It had taken months to earn their trust. I had to show a willingness to listen. To demonstrate flexibility in shared decision-making. Each clinic visit involved negotiations. I thought I could make them more comfortable with my medications. They did not want to try my medications. I pushed, and they pushed back. I pulled, and they pulled away. I made lots of suggestions, but most of them were shot down. The interactions were always polite, but it was difficult to engage.
I was sure the treatments were making them feel worse, but they would’ve done anything to live longer, no matter what the personal cost. 12 cycles of chemotherapy meant eight months of being imprisoned mostly at home. Unable to venture far from the toilet because of the almost constant diarrhoea. Always accompanied by crampy abdominal pain, day and night. Long days and longer, lonely nights. There was no way to rest properly apart from the few days between cycles when they’d feel almost normal again. Then it was time to start the next cycle.
They had planned a trip with their family. They wanted the children to travel with them to far-off lands. They wanted to create a memory of an exciting family trip. The journey was booked for six months. I was worried about our patient living through the next four months let alone six months. I talked about smaller trips closer to home. The children just want to spend time with their parents. It doesn’t have to be fancy. Short day trips would be just as memorable. The children missed their parent’s cooking. Their other parent didn’t cook as well despite their best efforts. The kids longed for a taste of normality.
We got to know each other during further outpatient clinic visits. I would listen to what had been happening. I would make suggestions, most of which would be rejected.
“Not yet, I’m not ready yet.”
“Okay, will you try this instead?”
“Only at a low dose.”
“Sure, I’d normally start at a higher dose, but please try it out.”
After the clinic visits, I would write letters to the Oncologist, suggesting that the chemotherapy treatments were making things worse. Eventually, the treatments were discontinued.
The patient came in with their spouse and we agreed to try different pain relief agents. I offered an inpatient admission, but they were not ready yet. The pain was worsening but they did not want what we had to offer. A week or so later the patient ended up in the hospital and had an uncomfortable night. The following morning they asked to be admitted to hospice, fortunately, we had a bed available.

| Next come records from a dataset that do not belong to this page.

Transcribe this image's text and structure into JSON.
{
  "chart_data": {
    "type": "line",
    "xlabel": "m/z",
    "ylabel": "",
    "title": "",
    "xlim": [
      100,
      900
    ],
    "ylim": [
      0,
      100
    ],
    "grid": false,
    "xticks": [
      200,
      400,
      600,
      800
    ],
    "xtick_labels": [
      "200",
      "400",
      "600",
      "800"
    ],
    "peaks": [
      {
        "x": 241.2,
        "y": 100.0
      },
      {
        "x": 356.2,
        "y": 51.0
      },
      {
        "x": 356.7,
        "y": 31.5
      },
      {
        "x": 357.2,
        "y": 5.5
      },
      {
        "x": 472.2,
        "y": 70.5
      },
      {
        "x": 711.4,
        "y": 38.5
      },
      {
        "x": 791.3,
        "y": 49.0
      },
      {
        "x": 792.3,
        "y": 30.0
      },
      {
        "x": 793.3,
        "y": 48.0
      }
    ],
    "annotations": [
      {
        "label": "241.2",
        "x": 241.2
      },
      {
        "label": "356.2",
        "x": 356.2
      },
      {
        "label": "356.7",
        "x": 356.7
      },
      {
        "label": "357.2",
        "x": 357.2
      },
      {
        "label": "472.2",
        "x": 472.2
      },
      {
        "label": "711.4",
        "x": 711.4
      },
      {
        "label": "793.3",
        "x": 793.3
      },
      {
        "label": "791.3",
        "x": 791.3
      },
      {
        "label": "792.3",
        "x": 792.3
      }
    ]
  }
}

They were willing to try other medications for pain but were not interested in anything for nausea or distress. We listened and followed their guidance. We managed to control the pain well over the next week. Just in time for a child’s birthday party. The smile said it all our patient felt better once the pain was controlled. Discharged home after the weekend.
During further clinic visits, more was revealed, including private information. Trust was growing between us. Fears were explored. Negotiations continued but progress was made. Back to our clinic every few weeks, then more often as their condition worsened. Too obvious weight loss revealed cheekbones and muscle loss. They shrunk as what was within them continued to grow. The mind and will were as strong as ever but the body was diminishing. They didn’t want to feel sleepy and thus put up with more pain than I would’ve liked them to. Determined to stay themselves, no matter the cost.
On the last visit, things were different. The first admission of fatigue, the suffering had become too much to bear. They talked openly about death and dying, that it would be a relief from suffering. They agreed to higher doses of pain relief and other medications that had been rejected many times before. We discussed the possibility of their losing consciousness soon, and a promise was made that we would keep them comfortable and work to maintain their dignity. They felt understood and cared for.